CIREBON – Putusan Mahkamah Agung (MA) yang membatalkan Perpres Nomor 75 tahun 2019 terkait kenaikan iuran BPJS Kesehatan, disambut positif Wakil Ketua Umum Bidang Agama dan Sosial Kemasyarakatan DPP Partai Hanura, Arwani Syaerozi. Menurutnya putusan MA tersebut meringankan masyarakat.
“Apa pun konsekeunsi atas pembatalan ini, pemerintah khususnya BPJS Kesehatan harus taat, karena ini keputusan resmi mengikat. Putusan MA ini juga meringankan masyarakat,” jelas Arwani Syaerozi, dalam pers rilisnya.

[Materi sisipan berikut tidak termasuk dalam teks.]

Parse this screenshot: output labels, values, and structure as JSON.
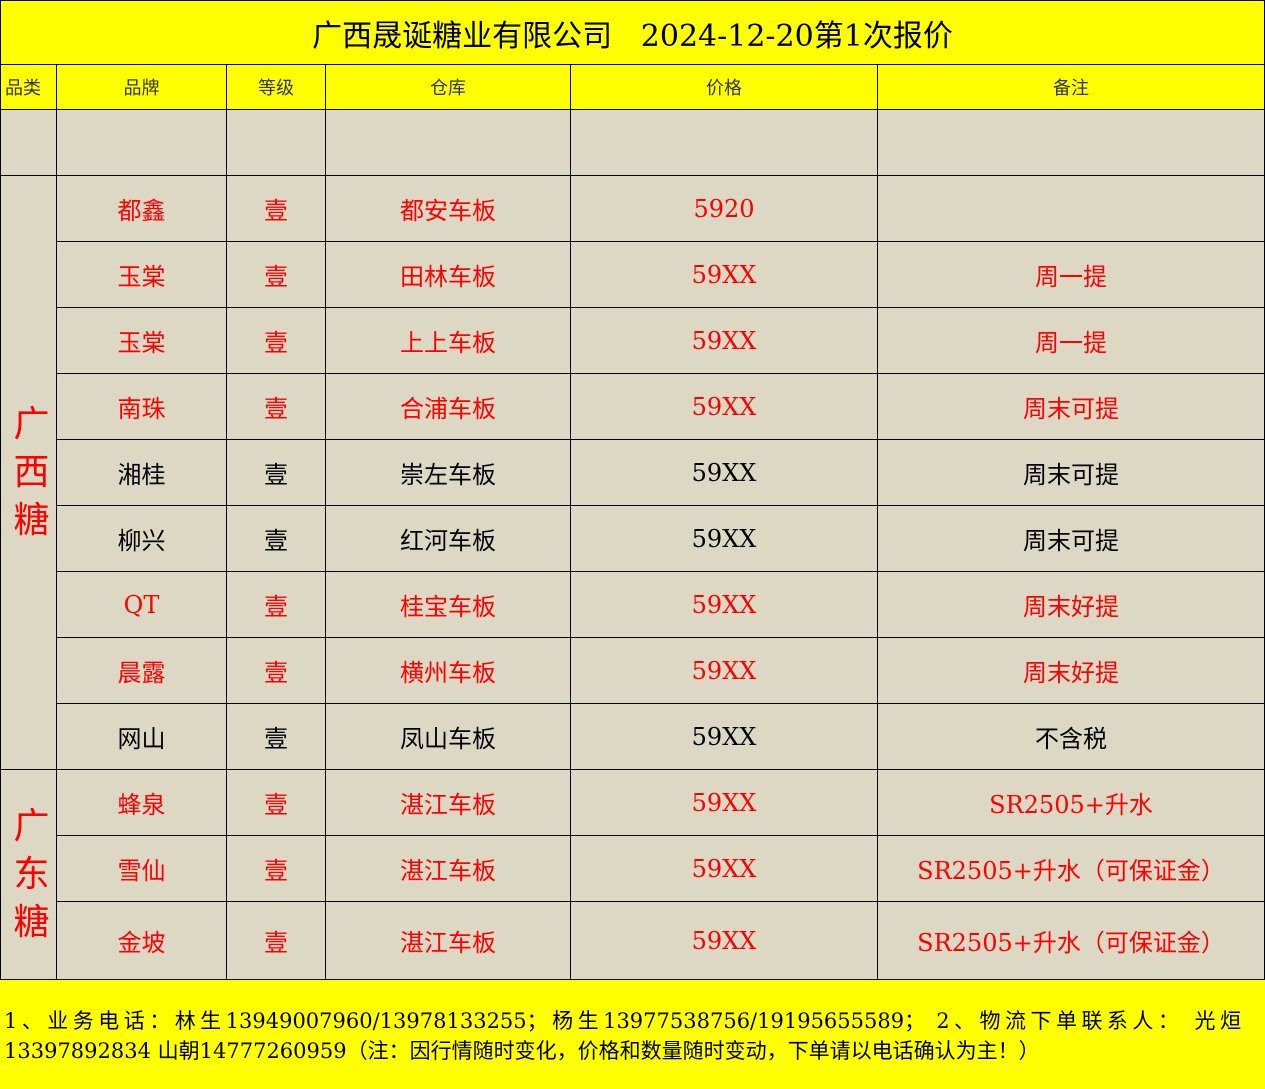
{
  "title": "广西晟诞糖业有限公司   2024-12-20第1次报价",
  "headers": [
    "品类",
    "品牌",
    "等级",
    "仓库",
    "价格",
    "备注"
  ],
  "colors": {
    "header_bg": "#ffff00",
    "cell_bg": "#ddd8c4",
    "red_text": "#ff0000"
  },
  "categories": [
    {
      "label": "广西糖",
      "color": "red"
    },
    {
      "label": "广东糖",
      "color": "red"
    }
  ],
  "rows": [
    {
      "brand": "都鑫",
      "grade": "壹",
      "warehouse": "都安车板",
      "price": "5920",
      "note": "",
      "color": "red"
    },
    {
      "brand": "玉棠",
      "grade": "壹",
      "warehouse": "田林车板",
      "price": "59XX",
      "note": "周一提",
      "color": "red"
    },
    {
      "brand": "玉棠",
      "grade": "壹",
      "warehouse": "上上车板",
      "price": "59XX",
      "note": "周一提",
      "color": "red"
    },
    {
      "brand": "南珠",
      "grade": "壹",
      "warehouse": "合浦车板",
      "price": "59XX",
      "note": "周末可提",
      "color": "red"
    },
    {
      "brand": "湘桂",
      "grade": "壹",
      "warehouse": "崇左车板",
      "price": "59XX",
      "note": "周末可提",
      "color": "black"
    },
    {
      "brand": "柳兴",
      "grade": "壹",
      "warehouse": "红河车板",
      "price": "59XX",
      "note": "周末可提",
      "color": "black"
    },
    {
      "brand": "QT",
      "grade": "壹",
      "warehouse": "桂宝车板",
      "price": "59XX",
      "note": "周末好提",
      "color": "red"
    },
    {
      "brand": "晨露",
      "grade": "壹",
      "warehouse": "横州车板",
      "price": "59XX",
      "note": "周末好提",
      "color": "red"
    },
    {
      "brand": "网山",
      "grade": "壹",
      "warehouse": "凤山车板",
      "price": "59XX",
      "note": "不含税",
      "color": "black"
    },
    {
      "brand": "蜂泉",
      "grade": "壹",
      "warehouse": "湛江车板",
      "price": "59XX",
      "note": "SR2505+升水",
      "color": "red"
    },
    {
      "brand": "雪仙",
      "grade": "壹",
      "warehouse": "湛江车板",
      "price": "59XX",
      "note": "SR2505+升水（可保证金）",
      "color": "red"
    },
    {
      "brand": "金坡",
      "grade": "壹",
      "warehouse": "湛江车板",
      "price": "59XX",
      "note": "SR2505+升水（可保证金）",
      "color": "red"
    }
  ],
  "footer": "1、业务电话：林生13949007960/13978133255；杨生13977538756/19195655589；    2、物流下单联系人：             光烜13397892834     山朝14777260959（注：因行情随时变化，价格和数量随时变动，下单请以电话确认为主！）"
}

Politisi Hanura ini mengingatkan dual hal penting terkait pembatalan kenaikan iuran BPJS oleh MA. Pertama, pemangku kebijakan BPJS harus tetap memrioritaskan kualitas pelayanan kesehatan masyarakat, dengan cara melakukan pembenahan hal-hal yang selama ini dianggap tidak efisien dan tidak efektif. Kedua, masyarakat harus proaktif membayar iuran BPJS sesuai dengan prosedur dan premi kelasnya.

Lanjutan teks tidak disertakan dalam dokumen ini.